The original text comprises the first 8497 letters of the story The Metamorphosis by Franz
Kafka. The anagram obeys a second constraint inspired by the two quotations with which it begins.

  As Gregor Samsa awoke one morning from uneasy dreams he found himself transformed in his bed into a gigantic insect. He was lying on his hard, as it were armor-plated, back and when he lifted his head a little he could see his dome-like brown belly divided into stiff arched segments on top of which the bed quilt could hardly keep in position and was about to slide off completely. His numerous legs, which were pitifully thin compared to the rest of his bulk, waved helplessly before his eyes.

  What has happened to me? he thought. It was no dream. His room, a regular human bedroom, only rather too small, lay quiet between the four familiar walls. Above the table on which a collection of cloth samples was unpacked and spread out - Samsa was a commercial traveler - hung the picture which he had recently cut out of an illustrated magazine and put into a pretty gilt frame. It showed a lady, with a fur cap on and a fur stole, sitting upright and holding out to the spectator a huge fur muff into which the whole of her forearm had vanished! Gregor's eyes turned next to the window, and the overcast sky - one could hear rain drops beating on the window gutter - made him quite melancholy. What about sleeping a little longer and forgetting all this nonsense, he thought, but it could not be done, for he was accustomed to sleep on his right side and in his present condition he could not turn himself over. However violently he forced himself towards his right side he always rolled on to his back again. He tried it at least a hundred times, shutting his eyes to keep from seeing his struggling legs, and only desisted when he began to feel in his side a faint dull ache he had never experienced before.
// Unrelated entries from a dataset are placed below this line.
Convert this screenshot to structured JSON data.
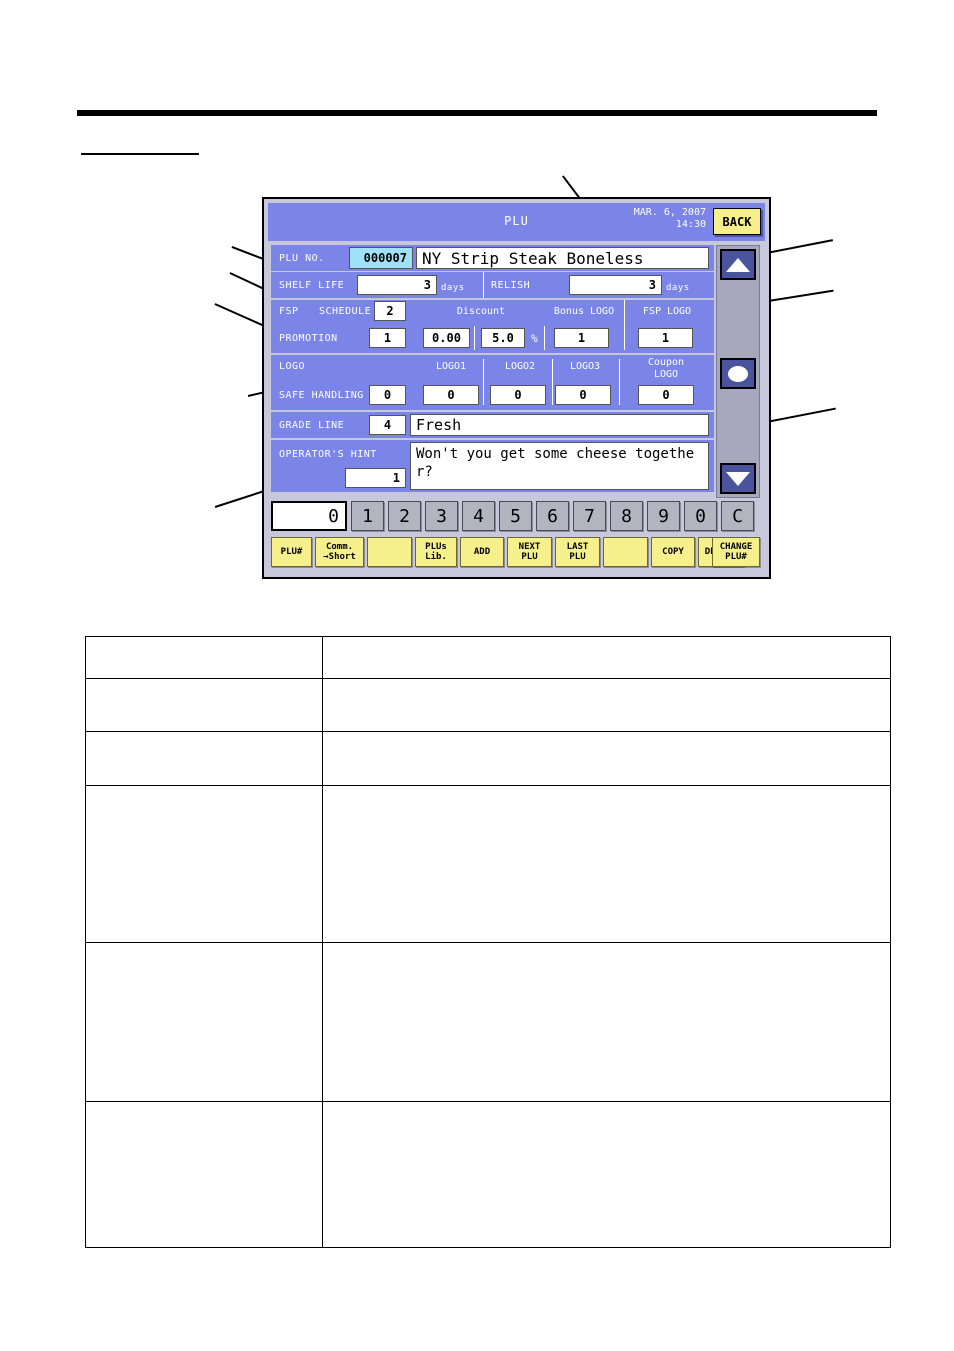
{
  "device": {
    "titlebar": {
      "title": "PLU",
      "date": "MAR. 6, 2007",
      "time": "14:30",
      "back_label": "BACK"
    },
    "fields": {
      "plu_no_label": "PLU NO.",
      "plu_no_value": "000007",
      "plu_name_value": "NY Strip Steak Boneless",
      "shelf_life_label": "SHELF LIFE",
      "shelf_life_value": "3",
      "shelf_life_unit": "days",
      "relish_label": "RELISH",
      "relish_value": "3",
      "relish_unit": "days",
      "fsp_schedule_label_a": "FSP",
      "fsp_schedule_label_b": "SCHEDULE",
      "fsp_schedule_value": "2",
      "promotion_label": "PROMOTION",
      "promotion_value": "1",
      "discount_label": "Discount",
      "discount_amount": "0.00",
      "discount_percent": "5.0",
      "percent_sign": "%",
      "bonus_logo_label": "Bonus LOGO",
      "bonus_logo_value": "1",
      "fsp_logo_label": "FSP LOGO",
      "fsp_logo_value": "1",
      "logo_label": "LOGO",
      "logo1_label": "LOGO1",
      "logo1_value": "0",
      "logo2_label": "LOGO2",
      "logo2_value": "0",
      "logo3_label": "LOGO3",
      "logo3_value": "0",
      "coupon_logo_label_a": "Coupon",
      "coupon_logo_label_b": "LOGO",
      "coupon_logo_value": "0",
      "safe_handling_label": "SAFE HANDLING",
      "safe_handling_value": "0",
      "grade_line_label": "GRADE LINE",
      "grade_line_number": "4",
      "grade_line_text": "Fresh",
      "operators_hint_label": "OPERATOR'S HINT",
      "operators_hint_number": "1",
      "operators_hint_text": "Won't you get some cheese together?"
    },
    "scroll": {
      "up_icon": "triangle-up-icon",
      "page_icon": "circle-icon",
      "down_icon": "triangle-down-icon"
    },
    "keypad": {
      "display_value": "0",
      "keys": [
        "1",
        "2",
        "3",
        "4",
        "5",
        "6",
        "7",
        "8",
        "9",
        "0",
        "C"
      ]
    },
    "function_buttons": [
      {
        "line1": "PLU#",
        "line2": ""
      },
      {
        "line1": "Comm.",
        "line2": "→Short"
      },
      {
        "line1": "",
        "line2": ""
      },
      {
        "line1": "PLUs",
        "line2": "Lib."
      },
      {
        "line1": "ADD",
        "line2": ""
      },
      {
        "line1": "NEXT",
        "line2": "PLU"
      },
      {
        "line1": "LAST",
        "line2": "PLU"
      },
      {
        "line1": "",
        "line2": ""
      },
      {
        "line1": "COPY",
        "line2": ""
      },
      {
        "line1": "DELETE",
        "line2": ""
      },
      {
        "line1": "CHANGE",
        "line2": "PLU#"
      }
    ],
    "colors": {
      "panel_blue": "#7b85e8",
      "bezel_gray": "#c8c8dc",
      "button_yellow": "#f5f08c",
      "key_gray": "#b4b4c0",
      "field_cyan": "#9fe2f5",
      "scroll_navy": "#4a549c"
    }
  },
  "description_table": {
    "rows": [
      {
        "term": "",
        "description": ""
      },
      {
        "term": "",
        "description": ""
      },
      {
        "term": "",
        "description": ""
      },
      {
        "term": "",
        "description": ""
      },
      {
        "term": "",
        "description": ""
      },
      {
        "term": "",
        "description": ""
      }
    ]
  }
}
  Oh God, he thought, what an exhausting job I've picked on! Traveling about day in, day out. It's much more irritating work than doing the actual business in the office, and on top of that there's the trouble of constant traveling, of worrying about train connections, the bed and irregular meals, casual acquaintances that are always new and never become intimate friends. The devil take it all! He felt a slight itching up on his belly; slowly pushed himself on his back nearer to the top of the bed so that he could lift his head more easily; identified the itching place which was surrounded by many small white spots the nature of which he could not understand and made to touch it with a leg, but drew the leg back immediately, for the contact made a cold shiver run through him.

  He slid down again into his former position. This getting up early, he thought, makes one quite stupid. A man needs his sleep. Other commercials live like harem women. For instance, when I come back to the hotel of a morning to write up the orders I've got, these others are only sitting down to breakfast. Let me just try that with my chief; I'd be sacked on the spot. Anyhow, that might be quite a good thing for me, who can tell? If I didn't have to hold my hand because of my parents I'd have given notice long ago, I'd have gone to the chief and told him exactly what I think of him. That would knock him endways from his desk! It's a queer way of doing, too, this sitting on high at a desk and talking down to employees, especially when they have to come quite near because the chief is hard of hearing. Well, there's still hope; once I've saved enough money to pay back my parents' debts to him - that should take another five or six years - I'll do it without fail. I'll cut myself completely loose then. For the moment, though, I'd better get up, since my train goes at five.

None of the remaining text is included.